Ce jeudi 4 juillet, la cour d'assises spécialement composée de Paris a acquitté Cédric Courbey de l'assassinat de Christian Leoni en 2011 à Moriani, mais reconnu coupable d'association de malfaiteurs. Il est condamné à 12 ans d'emprisonnement.
Ce jeudi 4 juillet, la cour d'assises spécialement composée de Paris a acquitté Cédric Courbey de l'assassinat de Christian Leoni, mais reconnu coupable d'association de malfaiteurs. Il est condamné à 12 ans d'emprisonnement, 10 ans d'interdiction de porter une arme et sera inscrit au Fijait.
Un verdict qui soulage les proches de l'éleveur de 45 ans, et qui, pour Me Eric Barbolosi, un des avocats de la défense, n'est "que justice".
La décision est plus amère, cependant, pour la famille de Christian Leoni. Pour leur avocat Me Jean-François Santacroce, le verdit est une déception : " La cour d'assises s'est prononcée et a acquitté Cédric Courbey, nous en prenons acte. Ceci ne règle pas les questions qui sont posées : pourquoi ? et par qui ?".
Le Ministère public, s'il le souhaite, a dix jours pour faire appel de l'acquittement.Un prochain procès pourrait donc se tenir à nouveau dans les prochains mois à la cour d'assises de Paris.
Jean-Christophe Albertini, co-accusé, est lui reconnu coupable d'association de malfaiteurs. Il est condamné à 5 ans d'emprisonnement, 10 ans d'interdiction de porter une arme et sera inscrit au Fijait.
► Les plaidoiries de la défense
Mes Philippe Dehapiot, Christian Saint Palais, Marc-Antoine Luca et Eric Barbolosi se sont levés ce jeudi 4 juillet dans après-midi aux intérêts de Cédric Courbey. Ils ont fustigé la peine de réclusion criminelle à perpétuité réclamée quelques heures plus tôt par l’avocat général à l’encontre de leur client, la jugeant « disproportionnée », « horrible », « empreinte de méchanceté ».

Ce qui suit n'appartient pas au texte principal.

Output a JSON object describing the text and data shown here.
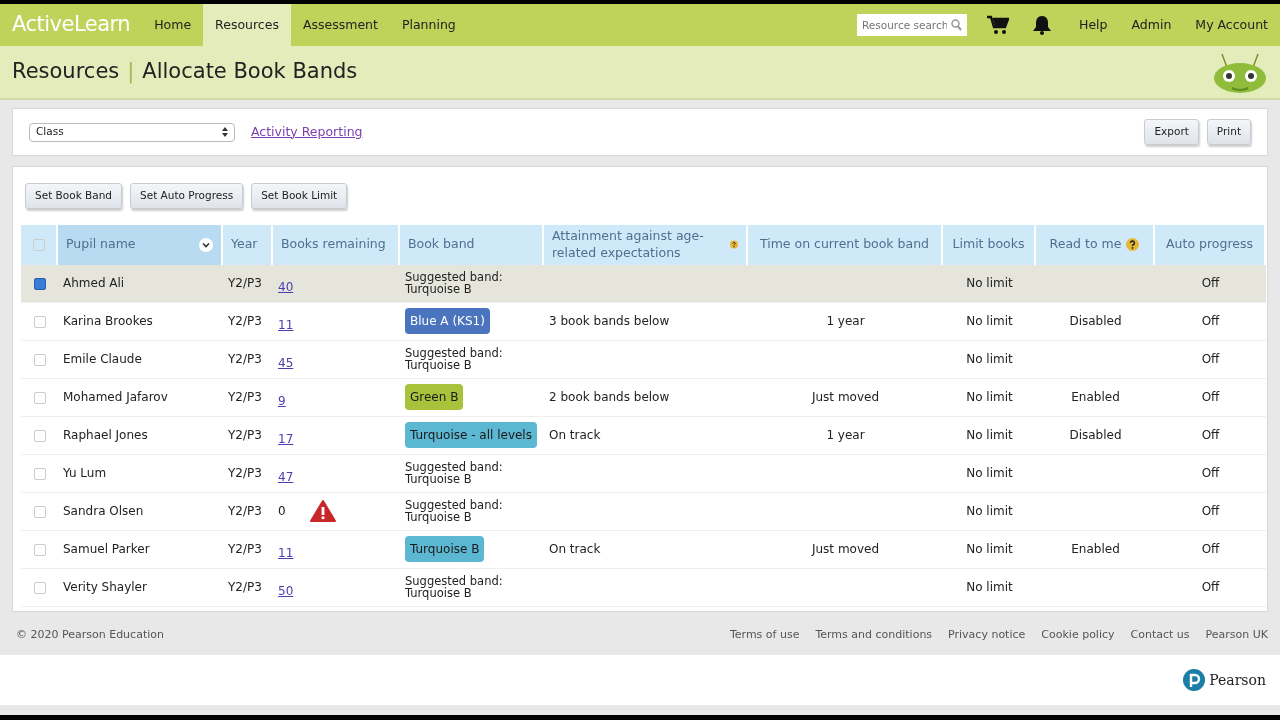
{
  "brand": "ActiveLearn",
  "nav": [
    {
      "label": "Home",
      "selected": false
    },
    {
      "label": "Resources",
      "selected": true
    },
    {
      "label": "Assessment",
      "selected": false
    },
    {
      "label": "Planning",
      "selected": false
    }
  ],
  "search": {
    "placeholder": "Resource search"
  },
  "account_links": [
    "Help",
    "Admin",
    "My Account"
  ],
  "breadcrumb": [
    "Resources",
    "Allocate Book Bands"
  ],
  "breadcrumb_separator": "|",
  "filter": {
    "select_value": "Class",
    "link": "Activity Reporting"
  },
  "actions": [
    "Export",
    "Print"
  ],
  "bulk_buttons": [
    "Set Book Band",
    "Set Auto Progress",
    "Set Book Limit"
  ],
  "table": {
    "select_all_checked": false,
    "columns": [
      {
        "label": "Pupil name",
        "sortable": true,
        "help": false
      },
      {
        "label": "Year",
        "sortable": false,
        "help": false
      },
      {
        "label": "Books remaining",
        "sortable": false,
        "help": false
      },
      {
        "label": "Book band",
        "sortable": false,
        "help": false
      },
      {
        "label": "Attainment against age-related expectations",
        "sortable": false,
        "help": true
      },
      {
        "label": "Time on current book band",
        "sortable": false,
        "help": false
      },
      {
        "label": "Limit books",
        "sortable": false,
        "help": false
      },
      {
        "label": "Read to me",
        "sortable": false,
        "help": true
      },
      {
        "label": "Auto progress",
        "sortable": false,
        "help": false
      }
    ],
    "rows": [
      {
        "selected": true,
        "name": "Ahmed Ali",
        "year": "Y2/P3",
        "books": "40",
        "warning": false,
        "band": {
          "kind": "suggested",
          "lines": [
            "Suggested band:",
            "Turquoise B"
          ]
        },
        "attainment": "",
        "time": "",
        "limit": "No limit",
        "read_to_me": "",
        "auto": "Off"
      },
      {
        "selected": false,
        "name": "Karina Brookes",
        "year": "Y2/P3",
        "books": "11",
        "warning": false,
        "band": {
          "kind": "badge",
          "label": "Blue A (KS1)",
          "color": "#4a74bd"
        },
        "attainment": "3 book bands below",
        "time": "1 year",
        "limit": "No limit",
        "read_to_me": "Disabled",
        "auto": "Off"
      },
      {
        "selected": false,
        "name": "Emile Claude",
        "year": "Y2/P3",
        "books": "45",
        "warning": false,
        "band": {
          "kind": "suggested",
          "lines": [
            "Suggested band:",
            "Turquoise B"
          ]
        },
        "attainment": "",
        "time": "",
        "limit": "No limit",
        "read_to_me": "",
        "auto": "Off"
      },
      {
        "selected": false,
        "name": "Mohamed Jafarov",
        "year": "Y2/P3",
        "books": "9",
        "warning": false,
        "band": {
          "kind": "badge",
          "label": "Green B",
          "color": "#a9c23c"
        },
        "attainment": "2 book bands below",
        "time": "Just moved",
        "limit": "No limit",
        "read_to_me": "Enabled",
        "auto": "Off"
      },
      {
        "selected": false,
        "name": "Raphael Jones",
        "year": "Y2/P3",
        "books": "17",
        "warning": false,
        "band": {
          "kind": "badge",
          "label": "Turquoise - all levels",
          "color": "#5cb7d2"
        },
        "attainment": "On track",
        "time": "1 year",
        "limit": "No limit",
        "read_to_me": "Disabled",
        "auto": "Off"
      },
      {
        "selected": false,
        "name": "Yu Lum",
        "year": "Y2/P3",
        "books": "47",
        "warning": false,
        "band": {
          "kind": "suggested",
          "lines": [
            "Suggested band:",
            "Turquoise B"
          ]
        },
        "attainment": "",
        "time": "",
        "limit": "No limit",
        "read_to_me": "",
        "auto": "Off"
      },
      {
        "selected": false,
        "name": "Sandra Olsen",
        "year": "Y2/P3",
        "books": "0",
        "warning": true,
        "band": {
          "kind": "suggested",
          "lines": [
            "Suggested band:",
            "Turquoise B"
          ]
        },
        "attainment": "",
        "time": "",
        "limit": "No limit",
        "read_to_me": "",
        "auto": "Off"
      },
      {
        "selected": false,
        "name": "Samuel Parker",
        "year": "Y2/P3",
        "books": "11",
        "warning": false,
        "band": {
          "kind": "badge",
          "label": "Turquoise B",
          "color": "#5cb7d2"
        },
        "attainment": "On track",
        "time": "Just moved",
        "limit": "No limit",
        "read_to_me": "Enabled",
        "auto": "Off"
      },
      {
        "selected": false,
        "name": "Verity Shayler",
        "year": "Y2/P3",
        "books": "50",
        "warning": false,
        "band": {
          "kind": "suggested",
          "lines": [
            "Suggested band:",
            "Turquoise B"
          ]
        },
        "attainment": "",
        "time": "",
        "limit": "No limit",
        "read_to_me": "",
        "auto": "Off"
      }
    ]
  },
  "copyright": "© 2020 Pearson Education",
  "footer_links": [
    "Terms of use",
    "Terms and conditions",
    "Privacy notice",
    "Cookie policy",
    "Contact us",
    "Pearson UK"
  ],
  "footer_logo": "Pearson"
}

Une peine « que l’on n’a pas requise contre Yvan Colonna à son dernier procès » et qui confère « à Christian Leoni le même statut qu’au préfet Érignac », de l’avis de Me Eric Barbolosi. Une peine que « le parquet sera contraint de requérir à l’encontre du terroriste djihadiste Salah Abdeslam lorsque celui-ci sera renvoyé aux assises ».
« Les fantômes du FLNC »
La défense réclame d’une voix commune l’acquittement de Cédric Courbey des poursuites les plus sérieuses (la participation à l’assassinat de Christian Leoni et l’association de malfaiteurs en relation avec une entreprise terroriste) mais accepte une condamnation pour le délit connexe d’infraction à la législation sur les armes, à condition qu’il soit « ramené à de justes proportions ».
Bref, l’essentiel pour les conseils de l’éleveur de 45 ans, c’est que « Cédric Courbey puisse sortir et retrouver la Corse » à l’issue du procès.
Premier à se lever pour la défense, Me Philippe Dehapiot a -en une plaidoirie d’une heure conduite sans aucune note, dans une maîtrise parfaite de la langue et servie par une logique sans failles- déconstruit point par point une accusation jugée par lui trop légère, injuste et ne démontrant pas la culpabilité de l’accusé.
À sa suite, Me Marc-Antoine Luca a pointé du doigt « les fantômes du FLNC que l’avocat général veut faire planer sur un dossier alors qu’il y a un seul homme dans le box » et défendu d’un point de vue plus personnel « le projet agricole sérieux que Monsieur Courbey a fait pour l’avenir ».
Pour sa part, Me Eric Barbolosi a regretté « un renversement de la charge de la preuve », estimant « que devant la cour d’assises spécialement composée, on demandait à Cédric Courbey de démontrer son innocence alors que l’on devrait prouver sa culpabilité et qu’on ne l’a pas fait ». Or, selon le pénaliste, dans le dossier, « le doute existe et il doit profiter à l’accusé ».
« Tout est possible, mais rien n’est démontré »
Faute de doute, Me Christian Saint Palais, le dernier avocat appelé aux intérêts de Cédric Courbey, a une conviction : « L’examen du dossier ne permet pas d’entrer en voie de condamnation contre l’accusé ». « Hors ADN, il n’y a aucune preuve, mais quelques indices », pose l’avocat. Et l’ADN de Cédric Courbey sur un branchage proche de la scène de crime ne prouve pas la culpabilité de l’accusé, de l’avis de Me Saint Palais.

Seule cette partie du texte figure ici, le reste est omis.